There are four major thrusts of the water megaprojects of Sonora SI: Dams, aqueducts, water-treatment plants, improving potable water systems, and increasing reach of irrigation networks.[v]

Aqueducts

* Providing new sources of water to urban centers in desert and in water-depleted deltas, including Hermosillo, Alamos, Huatabampo, Etchojoa, Navajoa, and Nacozari de García.

* Sonora SI is also overhauling the Río Yaqui-Guaymas aqueduct and battery of pumps that supply it even as agrochemical contamination and salinization of the soil worsen.

* Aqueducts will be built to conduct water from existing dams, notably from El Novillo on the Yaqui River and from Mocúzari on the Mayo River, the Independencia and Revolución aqueducts, respectively. According to Sonora SI’s vision, “Aqueducts are indispensable to distribute water equitably and responsibly among all Sonorans.”

Dams

* In some cases, new dams will be constructed, including the Bicentenario (Pilares) dam on the Mayo River and a few much-smaller dams and embalses including the Centenario dam near Narcozari de García and in the remote Las Trincheras area near Altar in the state’s northwestern territory (where there are new gold mining operations).

Water-Treatment of Waste and Residual Water

* Provide new sources of water or better quality water to Hermosillo, Guaymas, Nogales, Puerto Peñasco, and Navajoa by constructing water-treatment plants.

Drinking Water Infrastructure Projects

* Building a desalinization plant in the tourist town of San Carlos.

* Overhauling water-delivery systems in Cananea and Puerto Peñasco.

Expanding and Improving Drylands Agriculture

* Assist the agricultural sector throughout western Sonora by improving irrigation canals (including in Yaqui and Mayo deltas, and outside Guaymas), by new dams that stop flooding in the monsoon season, and by expanding the “agricultural frontier” in Sonora.

* Providing water to all Sonorans in an “equitable and responsible” way will not involve any reduction of water to the agricultural sector – which consumes 92.3% of Sonora’s water. There will be no reduction in agricultural production in the state, states Sonora SI. 

Moreover, the hydraulic projects will “open new frontiers” to cultivation. In particular, the waterworks program will expand the irrigation districts that that currently draw on the Mayo and Fuerte Rivers in the southern corner of the state – bringing as much as 73,000 hectares into cultivation.

No doubt that Sonora SI and Governor Padrés are right to identify water as the state’s main challenge. Yet the picture that Sonora SI paints of a state that is moving forward to improve the lots of its residents and to overcome the water crises that besiege the state seems far removed from the reality of many Sonorenses – particularly the poor and indigenous.
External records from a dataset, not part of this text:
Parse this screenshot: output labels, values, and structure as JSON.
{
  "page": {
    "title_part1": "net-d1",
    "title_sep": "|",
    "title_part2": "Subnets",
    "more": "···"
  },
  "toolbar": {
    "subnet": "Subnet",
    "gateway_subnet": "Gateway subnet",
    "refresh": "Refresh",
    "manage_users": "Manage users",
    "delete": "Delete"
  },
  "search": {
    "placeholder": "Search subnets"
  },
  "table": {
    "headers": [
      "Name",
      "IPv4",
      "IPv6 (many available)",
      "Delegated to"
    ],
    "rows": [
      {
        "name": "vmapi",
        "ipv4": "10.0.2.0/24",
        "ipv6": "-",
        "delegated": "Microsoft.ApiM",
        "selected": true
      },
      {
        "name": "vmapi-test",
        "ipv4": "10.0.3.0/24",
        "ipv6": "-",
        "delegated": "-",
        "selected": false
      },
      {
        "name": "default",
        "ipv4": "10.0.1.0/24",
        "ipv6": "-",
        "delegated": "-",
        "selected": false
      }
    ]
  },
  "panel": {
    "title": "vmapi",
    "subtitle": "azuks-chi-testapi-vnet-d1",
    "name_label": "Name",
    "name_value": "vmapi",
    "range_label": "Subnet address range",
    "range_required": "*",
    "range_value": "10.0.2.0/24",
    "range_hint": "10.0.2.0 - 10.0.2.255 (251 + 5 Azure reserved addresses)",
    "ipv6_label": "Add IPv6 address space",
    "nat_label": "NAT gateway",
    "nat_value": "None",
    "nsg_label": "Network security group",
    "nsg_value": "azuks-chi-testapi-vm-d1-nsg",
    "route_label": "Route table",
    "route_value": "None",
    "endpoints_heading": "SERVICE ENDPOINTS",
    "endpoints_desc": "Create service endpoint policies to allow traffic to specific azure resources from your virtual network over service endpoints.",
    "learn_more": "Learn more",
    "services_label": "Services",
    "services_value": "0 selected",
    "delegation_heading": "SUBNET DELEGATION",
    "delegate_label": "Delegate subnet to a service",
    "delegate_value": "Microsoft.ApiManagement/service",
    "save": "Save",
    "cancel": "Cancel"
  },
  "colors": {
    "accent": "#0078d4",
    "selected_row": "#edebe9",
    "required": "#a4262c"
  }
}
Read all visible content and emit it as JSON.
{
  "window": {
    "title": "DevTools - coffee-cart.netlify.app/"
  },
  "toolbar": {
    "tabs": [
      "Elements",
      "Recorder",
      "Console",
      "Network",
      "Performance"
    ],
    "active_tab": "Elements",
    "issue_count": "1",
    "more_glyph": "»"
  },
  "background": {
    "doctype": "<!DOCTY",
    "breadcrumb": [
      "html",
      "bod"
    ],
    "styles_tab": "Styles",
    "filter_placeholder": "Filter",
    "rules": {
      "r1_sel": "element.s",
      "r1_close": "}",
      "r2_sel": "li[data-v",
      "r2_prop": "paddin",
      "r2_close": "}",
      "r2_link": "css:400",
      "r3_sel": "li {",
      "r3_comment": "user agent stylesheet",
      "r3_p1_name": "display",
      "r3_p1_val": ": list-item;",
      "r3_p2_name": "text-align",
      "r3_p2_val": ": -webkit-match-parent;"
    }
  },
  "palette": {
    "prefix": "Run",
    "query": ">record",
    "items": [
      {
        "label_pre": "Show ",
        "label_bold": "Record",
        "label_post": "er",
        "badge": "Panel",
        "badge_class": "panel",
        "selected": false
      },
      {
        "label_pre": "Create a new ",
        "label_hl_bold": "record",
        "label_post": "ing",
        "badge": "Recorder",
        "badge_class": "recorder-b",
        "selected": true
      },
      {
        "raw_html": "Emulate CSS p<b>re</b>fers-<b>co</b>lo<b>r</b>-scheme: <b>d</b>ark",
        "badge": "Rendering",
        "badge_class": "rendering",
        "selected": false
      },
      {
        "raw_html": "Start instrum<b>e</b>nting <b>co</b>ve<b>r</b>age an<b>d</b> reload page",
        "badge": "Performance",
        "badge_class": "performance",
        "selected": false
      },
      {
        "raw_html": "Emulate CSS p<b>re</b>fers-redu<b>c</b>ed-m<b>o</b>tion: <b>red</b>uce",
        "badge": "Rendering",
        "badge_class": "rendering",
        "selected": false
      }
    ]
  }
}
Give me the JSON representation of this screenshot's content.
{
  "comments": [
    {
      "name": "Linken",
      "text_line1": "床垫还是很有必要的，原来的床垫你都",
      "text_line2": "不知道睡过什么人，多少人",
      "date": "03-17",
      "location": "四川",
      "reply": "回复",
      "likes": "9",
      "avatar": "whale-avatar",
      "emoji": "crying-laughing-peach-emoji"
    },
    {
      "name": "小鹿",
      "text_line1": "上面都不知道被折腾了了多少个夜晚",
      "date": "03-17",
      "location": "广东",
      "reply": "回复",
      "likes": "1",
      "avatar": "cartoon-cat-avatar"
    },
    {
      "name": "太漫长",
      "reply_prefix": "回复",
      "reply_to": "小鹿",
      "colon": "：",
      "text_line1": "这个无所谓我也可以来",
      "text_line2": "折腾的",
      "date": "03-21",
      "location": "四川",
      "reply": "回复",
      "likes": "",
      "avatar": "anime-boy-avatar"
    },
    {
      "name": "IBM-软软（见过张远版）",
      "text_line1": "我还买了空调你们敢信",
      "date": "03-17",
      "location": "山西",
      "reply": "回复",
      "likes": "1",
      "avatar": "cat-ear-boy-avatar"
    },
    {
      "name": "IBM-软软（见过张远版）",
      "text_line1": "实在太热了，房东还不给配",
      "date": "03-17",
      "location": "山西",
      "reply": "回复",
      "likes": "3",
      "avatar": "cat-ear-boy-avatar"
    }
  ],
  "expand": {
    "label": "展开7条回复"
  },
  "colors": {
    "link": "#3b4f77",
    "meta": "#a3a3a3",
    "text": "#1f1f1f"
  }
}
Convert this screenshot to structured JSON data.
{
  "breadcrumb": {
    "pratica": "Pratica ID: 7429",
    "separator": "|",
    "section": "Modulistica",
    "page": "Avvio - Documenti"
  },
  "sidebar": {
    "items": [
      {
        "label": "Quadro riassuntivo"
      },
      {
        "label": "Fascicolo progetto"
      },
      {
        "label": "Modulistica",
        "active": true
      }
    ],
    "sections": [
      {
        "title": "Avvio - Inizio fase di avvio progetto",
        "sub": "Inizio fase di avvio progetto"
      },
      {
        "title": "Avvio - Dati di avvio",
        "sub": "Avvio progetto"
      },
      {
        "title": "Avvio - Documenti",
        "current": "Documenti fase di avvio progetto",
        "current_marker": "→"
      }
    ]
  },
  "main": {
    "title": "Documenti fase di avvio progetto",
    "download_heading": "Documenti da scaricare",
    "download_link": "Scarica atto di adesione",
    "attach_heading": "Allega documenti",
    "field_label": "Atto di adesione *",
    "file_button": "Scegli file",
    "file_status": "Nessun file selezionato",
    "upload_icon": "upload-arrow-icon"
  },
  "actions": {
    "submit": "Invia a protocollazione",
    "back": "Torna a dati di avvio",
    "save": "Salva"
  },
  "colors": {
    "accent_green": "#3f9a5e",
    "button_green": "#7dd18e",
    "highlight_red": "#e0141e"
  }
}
Yaqui men gather for tribal meeting at Vícam Estación, 
site of Yaqui blockade of Highway #15 / Photo by Tom Barry




[i] Sonora SI, “Acueducto Independencia,” Fondo de Operación de Obras, August 2012, at: http://www.sonorasi.gob.mx/eb/images/SONORA_SI_apuntes_31_08_2012.pdf
[ii] Sonora SI, “Acueducto Independencia,” Fondo de Operación de Obras, August 2012, at: http://www.sonorasi.gob.mx/web/images/SONORA_SI_apuntes_31_08_2012.pdf
[iii]  Luque, Diana et al, “Pueblos indígenas de Sonora: el agua, ¿es de todos?” Región y Sociedad, No.3, 2012. For an excellent treatment of this biocultural framework for sustainability (with field studies of Seris and Tohono O’, see: Gary Paul Nabhan, Cultures of Habitat: On Nature, Culture, and Story (Counterpoint, 1997). For a broader treatments, see, among others: E. Boege, El patrimonio biocultural de lost pueblos indígenas, Mexico, INAH, 2008; Luisa Maffi, On Biocultural Biodiversity: Linking Language, Knowledge and the Environment, Smithsonian Institute Press, 2001.
[iv] Luque, Diana et al, “Pueblos indígenas de Sonora: el agua, ¿es de todos?” Región y Sociedad, No.3, 2012.